Abstract Background Today virtual surgical planning (VSP) is a standard method in maxillofacial corrective surgery and is the key to reach satisfactory esthetic outcomes. The purpose of this study was to evaluate usability of three established virtual surgical planning software applications by comparing feasibility, time consumption, and costs in a standardized workflow for a modified intraoral quadrangular Le Fort II osteotomy (IQLFIIO).

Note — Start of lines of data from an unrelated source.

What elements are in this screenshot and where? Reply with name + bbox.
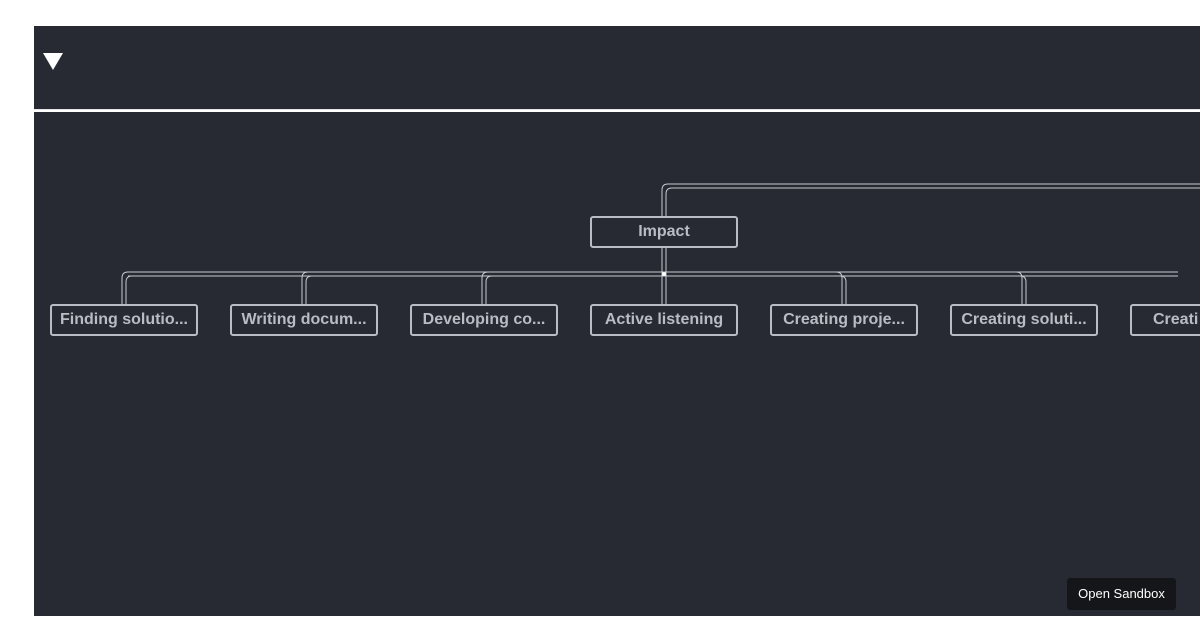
child-drop xyxy=(1019,275,1027,304)
node-creating-partial[interactable]: Creati xyxy=(1130,304,1200,336)
toolbar xyxy=(34,26,1200,110)
node-writing-documentation[interactable]: Writing docum... xyxy=(230,304,378,336)
child-drop xyxy=(301,271,309,304)
child-drop xyxy=(835,271,843,304)
parent-connector xyxy=(665,187,1200,216)
triangle-down-icon[interactable] xyxy=(43,53,63,70)
child-drop xyxy=(481,271,489,304)
child-drop xyxy=(839,275,847,304)
diagram-canvas[interactable]: Impact Finding solutio... Writing docum.… xyxy=(34,112,1200,616)
node-active-listening[interactable]: Active listening xyxy=(590,304,738,336)
child-drop xyxy=(305,275,313,304)
child-drop xyxy=(485,275,493,304)
child-drop xyxy=(125,275,133,304)
open-sandbox-button[interactable]: Open Sandbox xyxy=(1067,578,1176,610)
junction-dot xyxy=(662,272,666,276)
child-drop xyxy=(1015,271,1023,304)
child-drop xyxy=(121,271,129,304)
node-impact[interactable]: Impact xyxy=(590,216,738,248)
node-creating-solutions[interactable]: Creating soluti... xyxy=(950,304,1098,336)
connector-lines xyxy=(121,183,1200,304)
node-creating-projects[interactable]: Creating proje... xyxy=(770,304,918,336)
parent-connector xyxy=(661,183,1200,216)
node-finding-solutions[interactable]: Finding solutio... xyxy=(50,304,198,336)
node-developing-code[interactable]: Developing co... xyxy=(410,304,558,336)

Results A cross-sectional study was performed based on retrospective and re-planned data of patients with midfacial deficiency treated by modified IQLFIIO, using three software applications: IPS Case Designer ®, Dolphin Imaging ®, and ProPlan CMF ®. Feasibility: All evaluated steps of the VSP procedure could be successfully performed in all three evaluated applications. In all software packages, it was possible to design the surgical splints with CAD/CAM technology. Working time: The mean value of time needed was IPS Case Designer ®, 36.5 min; Dolphin Imaging ®, 33.6 min; ProPlan CMF ®, 45.5 min. We found statistical significant difference between ProPlan CMF ® and Dolphin Imaging ® (p value, 0.02). Costs: Asset costs for acquiring the software, license fee, license possibilities, paying for support services, and service contracts were evaluated and are found in similar ranges. Conclusion All three tested software applications are usable for virtual planning of an IQLFIIO and splint production by CAD/CAM technology. Successful movement of bone segments and overlaying soft tissues proved feasibility. Time consumption and costs were found in similar ranges.